I asked my online community if they ever experienced this type of behavior out of their narcissists. Their responses were all basically the same. 

One person wrote, “His favorite words were “Where’s my credit” for any and all small things he did. Always tried to make it a big deal cause he swept the floor, took the trash out or gave $20 on a $100 bill.” 

Another person added “OMIGOSH everything was transactional. EVERYTHING. What's in it for me?.” 

In the case of my narcissist, I don’t think these antics changed an iota with his new supply. Once I filed for divorce, he would send me messages about his new love interest. Apparently, she had a UTI infection, and he bragged to me about how he drove her to the hospital and, then, told her “I hope this doesn’t mean I cannot have sex with you tonight.” Per my narcissist, she obliged and had sex with him after being seen at the ER for a UTI an hour prior. 
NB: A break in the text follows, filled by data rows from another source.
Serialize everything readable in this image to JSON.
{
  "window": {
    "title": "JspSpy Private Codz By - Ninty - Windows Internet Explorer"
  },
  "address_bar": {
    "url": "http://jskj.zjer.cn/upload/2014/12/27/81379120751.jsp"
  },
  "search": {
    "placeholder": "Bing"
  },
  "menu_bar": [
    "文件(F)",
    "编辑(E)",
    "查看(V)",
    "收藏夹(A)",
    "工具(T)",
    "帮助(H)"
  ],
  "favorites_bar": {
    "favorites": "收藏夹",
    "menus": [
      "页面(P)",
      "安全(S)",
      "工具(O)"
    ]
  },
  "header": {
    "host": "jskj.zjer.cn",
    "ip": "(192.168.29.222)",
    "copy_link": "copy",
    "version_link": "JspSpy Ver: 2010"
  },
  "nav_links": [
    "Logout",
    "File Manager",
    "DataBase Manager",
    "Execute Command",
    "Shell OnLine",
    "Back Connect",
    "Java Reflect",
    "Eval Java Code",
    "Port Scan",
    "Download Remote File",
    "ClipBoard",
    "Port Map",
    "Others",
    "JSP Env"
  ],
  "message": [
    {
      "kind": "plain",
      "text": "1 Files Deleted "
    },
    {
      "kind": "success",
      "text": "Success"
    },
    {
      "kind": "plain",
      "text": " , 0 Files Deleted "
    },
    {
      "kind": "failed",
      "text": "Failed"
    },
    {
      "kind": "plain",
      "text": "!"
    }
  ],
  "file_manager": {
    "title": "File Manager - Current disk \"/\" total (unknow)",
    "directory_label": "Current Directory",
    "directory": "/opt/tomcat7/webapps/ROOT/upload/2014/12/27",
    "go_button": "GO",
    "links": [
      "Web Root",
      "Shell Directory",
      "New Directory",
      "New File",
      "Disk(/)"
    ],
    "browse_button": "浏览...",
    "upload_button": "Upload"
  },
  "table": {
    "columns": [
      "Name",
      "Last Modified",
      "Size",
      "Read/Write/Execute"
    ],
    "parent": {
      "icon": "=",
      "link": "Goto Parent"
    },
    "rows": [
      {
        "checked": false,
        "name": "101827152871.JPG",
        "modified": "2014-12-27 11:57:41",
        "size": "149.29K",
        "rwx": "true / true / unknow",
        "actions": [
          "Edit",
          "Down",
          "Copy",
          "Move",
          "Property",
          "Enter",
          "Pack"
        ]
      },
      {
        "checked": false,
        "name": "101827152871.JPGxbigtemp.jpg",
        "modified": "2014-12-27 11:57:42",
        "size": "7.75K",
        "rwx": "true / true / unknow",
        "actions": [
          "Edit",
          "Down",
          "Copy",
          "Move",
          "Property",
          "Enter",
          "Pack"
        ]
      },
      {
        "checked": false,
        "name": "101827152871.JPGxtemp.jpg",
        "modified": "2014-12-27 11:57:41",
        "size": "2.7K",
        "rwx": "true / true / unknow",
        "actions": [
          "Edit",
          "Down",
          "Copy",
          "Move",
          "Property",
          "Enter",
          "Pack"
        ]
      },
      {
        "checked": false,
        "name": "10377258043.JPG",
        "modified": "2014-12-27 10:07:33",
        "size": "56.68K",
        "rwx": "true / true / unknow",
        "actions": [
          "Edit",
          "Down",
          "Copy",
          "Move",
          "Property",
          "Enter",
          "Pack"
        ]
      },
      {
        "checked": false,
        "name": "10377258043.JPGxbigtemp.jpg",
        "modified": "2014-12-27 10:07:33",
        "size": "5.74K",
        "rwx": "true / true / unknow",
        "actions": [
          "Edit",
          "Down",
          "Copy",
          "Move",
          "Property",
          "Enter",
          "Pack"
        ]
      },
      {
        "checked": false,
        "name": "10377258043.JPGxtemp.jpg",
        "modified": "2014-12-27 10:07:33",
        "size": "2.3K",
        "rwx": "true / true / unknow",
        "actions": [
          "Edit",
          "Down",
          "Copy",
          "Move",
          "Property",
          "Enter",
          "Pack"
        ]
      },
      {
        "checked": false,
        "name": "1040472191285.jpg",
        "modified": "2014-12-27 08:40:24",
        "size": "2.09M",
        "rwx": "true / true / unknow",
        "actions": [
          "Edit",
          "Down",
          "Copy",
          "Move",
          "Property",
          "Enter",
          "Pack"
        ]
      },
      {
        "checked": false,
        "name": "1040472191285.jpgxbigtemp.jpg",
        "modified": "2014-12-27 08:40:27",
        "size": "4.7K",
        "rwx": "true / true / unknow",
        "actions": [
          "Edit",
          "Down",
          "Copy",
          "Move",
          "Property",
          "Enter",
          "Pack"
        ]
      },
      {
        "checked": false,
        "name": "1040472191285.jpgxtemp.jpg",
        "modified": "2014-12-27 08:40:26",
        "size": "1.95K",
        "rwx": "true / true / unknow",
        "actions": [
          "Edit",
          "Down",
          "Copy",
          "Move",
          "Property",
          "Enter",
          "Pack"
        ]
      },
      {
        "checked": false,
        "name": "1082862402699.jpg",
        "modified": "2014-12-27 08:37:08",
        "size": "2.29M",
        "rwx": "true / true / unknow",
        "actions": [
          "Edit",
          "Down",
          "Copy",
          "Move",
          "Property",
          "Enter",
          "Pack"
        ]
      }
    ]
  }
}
I plan on writing a few blogs on his new supply – a homeless recovering addict whom he moved into his house a week after knowing. But suffice it to say, my heart goes out to her. She thinks she scored the perfect man - a professor who offered her a home. I don’t believe narcissists ever really change, so I am sure that she will quickly realize that he expects paid 10,000 fold for everything he does for her and that there is no care or concern behind his actions.

I pray that she is stronger than me and has the wisdom, support, and courage to say Not today Narcissus, Not today.”, quicker than I did.